Dzat Allah tidak seperti apa apa

Ketika kita bicara dzat Allah maka kita harus bisa keluar dari ruang dan waktu dan wujud. karena Allah itu tidak bertempat sehingga tidak menempati ruang, tidak kemarin atau besuk sehingga terbebas dari waktu, dan tidak berujud sehingga Allah tidak memiliki wujud nyata materi.

kita tidak bisa menyebut bahwa Allah itu diatasnya arasy, karena arasy itu tidak ada. arasy saja tidak maka Allah diatasnya yang tidak ada. ini bukan berarti Allah tidak ada, Allah ada tapi tidak bertempat diatas atau dibawah.

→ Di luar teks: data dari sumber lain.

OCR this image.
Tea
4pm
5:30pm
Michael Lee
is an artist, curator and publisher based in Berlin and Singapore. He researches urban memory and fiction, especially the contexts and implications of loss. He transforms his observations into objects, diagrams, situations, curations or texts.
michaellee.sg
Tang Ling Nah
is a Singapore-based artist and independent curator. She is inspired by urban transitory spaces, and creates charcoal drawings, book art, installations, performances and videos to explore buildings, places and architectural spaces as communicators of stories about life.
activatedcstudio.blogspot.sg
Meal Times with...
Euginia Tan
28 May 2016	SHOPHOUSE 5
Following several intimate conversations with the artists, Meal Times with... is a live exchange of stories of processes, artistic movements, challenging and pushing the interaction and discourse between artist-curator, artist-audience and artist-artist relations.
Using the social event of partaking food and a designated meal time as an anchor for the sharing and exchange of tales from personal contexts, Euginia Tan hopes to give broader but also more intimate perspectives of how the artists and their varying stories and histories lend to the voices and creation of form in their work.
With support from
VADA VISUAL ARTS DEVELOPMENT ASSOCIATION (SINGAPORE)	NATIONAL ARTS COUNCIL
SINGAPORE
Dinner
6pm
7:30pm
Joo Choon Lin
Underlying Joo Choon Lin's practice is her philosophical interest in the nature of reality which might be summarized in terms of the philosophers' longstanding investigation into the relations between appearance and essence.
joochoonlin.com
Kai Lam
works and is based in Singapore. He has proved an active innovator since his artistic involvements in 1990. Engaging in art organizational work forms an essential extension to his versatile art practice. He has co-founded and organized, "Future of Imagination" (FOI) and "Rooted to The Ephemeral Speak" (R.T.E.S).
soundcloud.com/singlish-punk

membicarakan Allah berarti kita harus rela tidak menggunakan pikiran kita. gunakanlah kesadaran kita. kesadaran ini yang akan memahami eksistensi Allah SWT. kita sadar bahwa Allah itu dekat, bahkan lebih dekat dari urat leher. Kedekatan kita dengan Allah sedekat urat leher membuat kita tidak bisa berpikir, seperti apa lebih dekat dengan urat leher tersebut. lebih dekat dengan urat leher tentunya memaksa kita untuk menggunakan kesadaran dalam memahami kedekatan kita dengan Allah. Sebagian manusia salah dalam memahami ini dia tetap menganggap Allah itu ada dalam pikirannya, lama lama pikirannya menolak dan akhirnya membuat dia tidak percaya dengan Allah. sebenarnya ini tidak perlu terjadi jika kita menggunakan kesadaran kita bukan pikiran kita.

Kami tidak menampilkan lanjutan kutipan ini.